Two versions of a manuscript were written to describe the trial. In one, the manufactured data showed an advantage for one of the treatments. In the second paper, neither treatment clearly outperformed the other. Except for these results, the papers were identical.

Leopold’s team then sent these manuscripts to physicians on a roster of volunteer reviewers at one or the other of two major specialty publications: The Journal of Bone and Joint Surgery (U.S.) and Clinical Orthopaedics and Related Research. (Among the many hats that Leopold wears, he’s associate editor of JBJS.)

The reviewers had all been forewarned that a test manuscript might come their way at some time over the course of a year. And they were offered the right to opt out of participating (because a typical review can steal many hours from a clinician’s busy schedule). When the test manuscripts did go out, the reviewers got no notice it was bogus.

Among the 55 reviewers for JBJS that read the positive-outcome manuscript, 98 percent recommended the journal publish it. Only 71 percent of reviewers getting the no-difference paper rated it ready for prime time. A similar, though not statistically significant, trend emerged among reviewers at the other journal: 97 percent recommended the positive version be published, whereas only 90 percent recommended that after reading the no-difference paper .

What’s particularly troubling, Leopold maintains, is that even if reviewers didn’t think the no-difference paper was interesting enough to publish, “This still shouldn’t change how they graded the methods portion of the paper.” Or why reviewers of this version of the manuscript were at least twice as likely to catch at least one of its embedded errors.

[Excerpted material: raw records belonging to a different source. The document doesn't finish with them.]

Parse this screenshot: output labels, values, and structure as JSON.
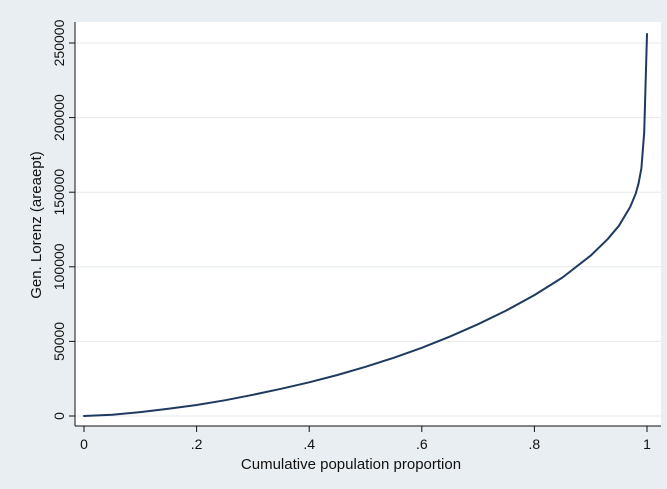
{
  "chart_data": {
    "type": "line",
    "title": "",
    "xlabel": "Cumulative population proportion",
    "ylabel": "Gen. Lorenz (areaept)",
    "xlim": [
      0,
      1
    ],
    "ylim": [
      0,
      255000
    ],
    "x_ticks": [
      {
        "value": 0,
        "label": "0"
      },
      {
        "value": 0.2,
        "label": ".2"
      },
      {
        "value": 0.4,
        "label": ".4"
      },
      {
        "value": 0.6,
        "label": ".6"
      },
      {
        "value": 0.8,
        "label": ".8"
      },
      {
        "value": 1,
        "label": "1"
      }
    ],
    "y_ticks": [
      {
        "value": 0,
        "label": "0"
      },
      {
        "value": 50000,
        "label": "50000"
      },
      {
        "value": 100000,
        "label": "100000"
      },
      {
        "value": 150000,
        "label": "150000"
      },
      {
        "value": 200000,
        "label": "200000"
      },
      {
        "value": 250000,
        "label": "250000"
      }
    ],
    "grid": true,
    "series": [
      {
        "color": "#1f3a60",
        "x": [
          0,
          0.05,
          0.1,
          0.15,
          0.2,
          0.25,
          0.3,
          0.35,
          0.4,
          0.45,
          0.5,
          0.55,
          0.6,
          0.65,
          0.7,
          0.75,
          0.8,
          0.85,
          0.9,
          0.93,
          0.95,
          0.97,
          0.98,
          0.985,
          0.99,
          0.995,
          1.0
        ],
        "y": [
          0,
          800,
          2600,
          4800,
          7400,
          10500,
          14200,
          18200,
          22600,
          27500,
          33000,
          39000,
          45700,
          53200,
          61500,
          70700,
          81000,
          92800,
          107500,
          118500,
          127500,
          140000,
          149000,
          156000,
          166000,
          190000,
          256000
        ]
      }
    ]
  }
}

At the meeting, Povl Riis, the former editor in chief of the Danish Medical Journal, reported finding an innate bias of another sort in a study he helped conduct nearly 20 years ago. In that instance, his team prepared two versions of a paper — one in English, another in the native language of the reviewer (Danish, Swedish or Norwegian).

Reviewers got one or the other, which were identical in all respects other than language. And overwhelmingly, Riis told me, reviewers asked to evaluate the English paper rated it as stronger than did reviewers sent the manuscript written in their native language. Statistical and other minor errors that Riis had seeded in his papers were also more often missed by reviewers reading the English version.